As an MRI continuing education initiative I spent a couple of days at a clinic that is well known to me and the rest of the equine world: the beautiful facility of Fairfield Equine in Newton, Connecticut. Fairfield offers complete hospital and ambulatory services including an on site laboratory, surgical suite for both emergency and elective surgeries, lameness diagnostics and lameness therapies. They have hospitalized care for medical cases including an isolation barn. The facilities are impeccable, the staff is caring and contentious and I quickly saw examples of why they have such a glowing reputation.
As I was there for MRI training, we needed a horse to work with. Arrangements had been made for one of the office staff members to bring in her handsome gelding as my patient. When the trailer turned down the driveway a group of five people went out to welcome him; turns out that this old guy (he is in his mid 20’s and looks fantastic) is their horse of choice for staff training. (They’ve even have brought him into a hotel conference room for training!)
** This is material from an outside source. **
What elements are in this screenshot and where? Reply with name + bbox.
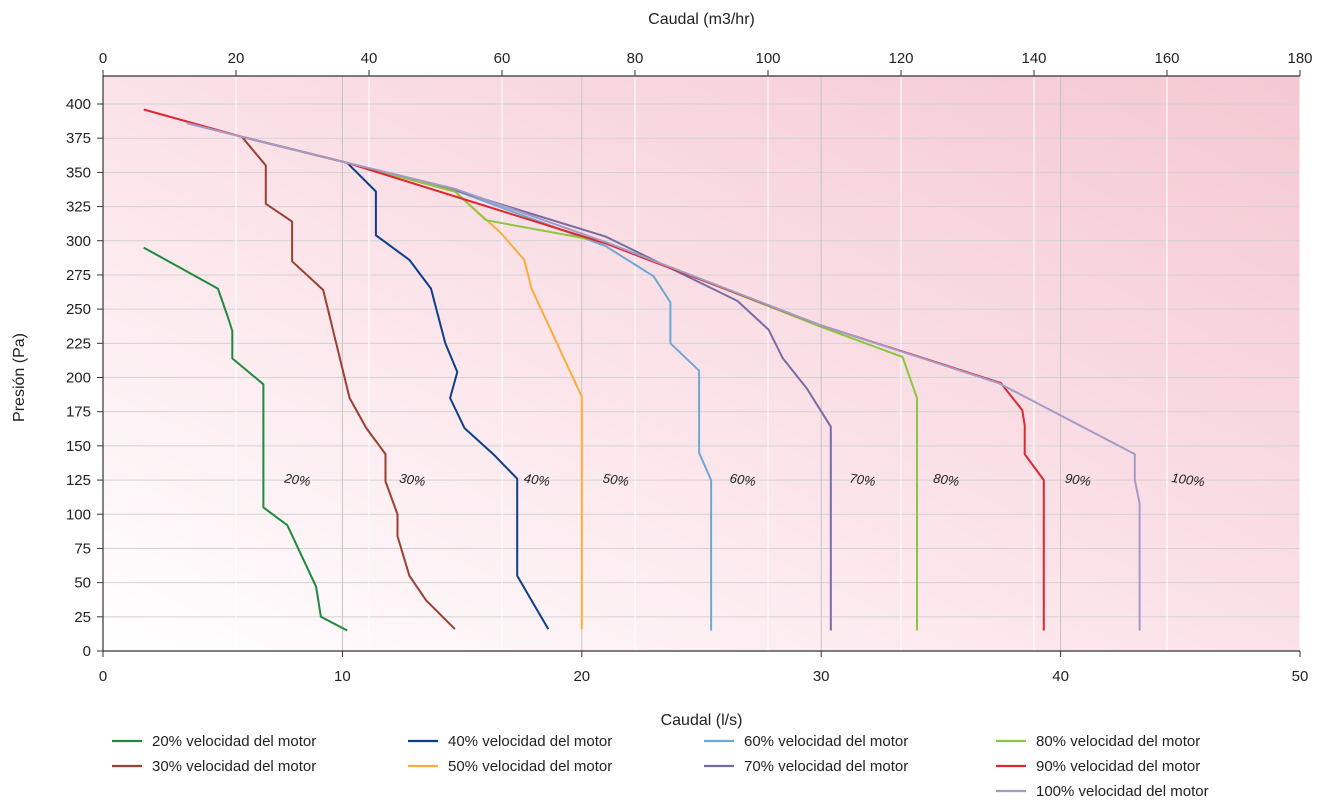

Traci, my mentor, took me step-by-step through their procedure for admitting day patients. At Fairfield, preparing patients for the MRI includes removing their front shoes and administering sedation, much like we do at MPES. Once we had him situated comfortably in the MRI room, myself, Traci, and Becky (another imaging technician with tremendous anaesthesia and radiography skills) got down to business. Our goal for the morning was to go over fetlock MR imaging and trouble shooting.
The two most critical elements for a successful scan are maintaining a uniform level of light sedation and correct positioning. In spite of his hotel room experience, our patient presented us with some challenges in these areas. When it came to sedation, he was a bit of a light weight; a tiny dose and that was all she wrote. However, and unfortunately, he would snap out of his sedation very quickly and without much warning. Secondly, he was not interested in standing with his weight evenly distributed on all four legs. For some procedures this would not be a problem. But to achieve diagnostic quality MR images, it is paramount that the horse not move. Now, it is possible to alleviate movement by adjusting the sedation, which Becky was dutifully managing. However, in this case, the level of sedation did not appear to be the problem. Rather, this horse was simply uncomfortable having the magnet touch his leg. Turns out it tickles him. So we wrapped his leg in a polo bandage so he could no longer feel the magnet and, bingo, problem solved. For me, this was an excellent learning experience. It reminded me that every horse is different, and that solutions come in all different shapes and sizes. All in all, the imaging portion of our morning was very informative and I came home with some great information about scanning protocol and image acquisition.
The following day a patient was admitted for a single hoof scan. For me, this was familiar: at MPES, 98% of the images I take are of feet. During the scan, we were able to visualize what we believed to be the cause of his lameness. We followed the MRI by taking radiographs of the specific area in question. The radiographs did in fact support our suspicions and a treatment plan was developed for this horse based on these findings.
Armed with my notes, a lot of reading to do, and with Traci and Becky as resources, I left Fairfield feeling motivated to continue improving my MR scans.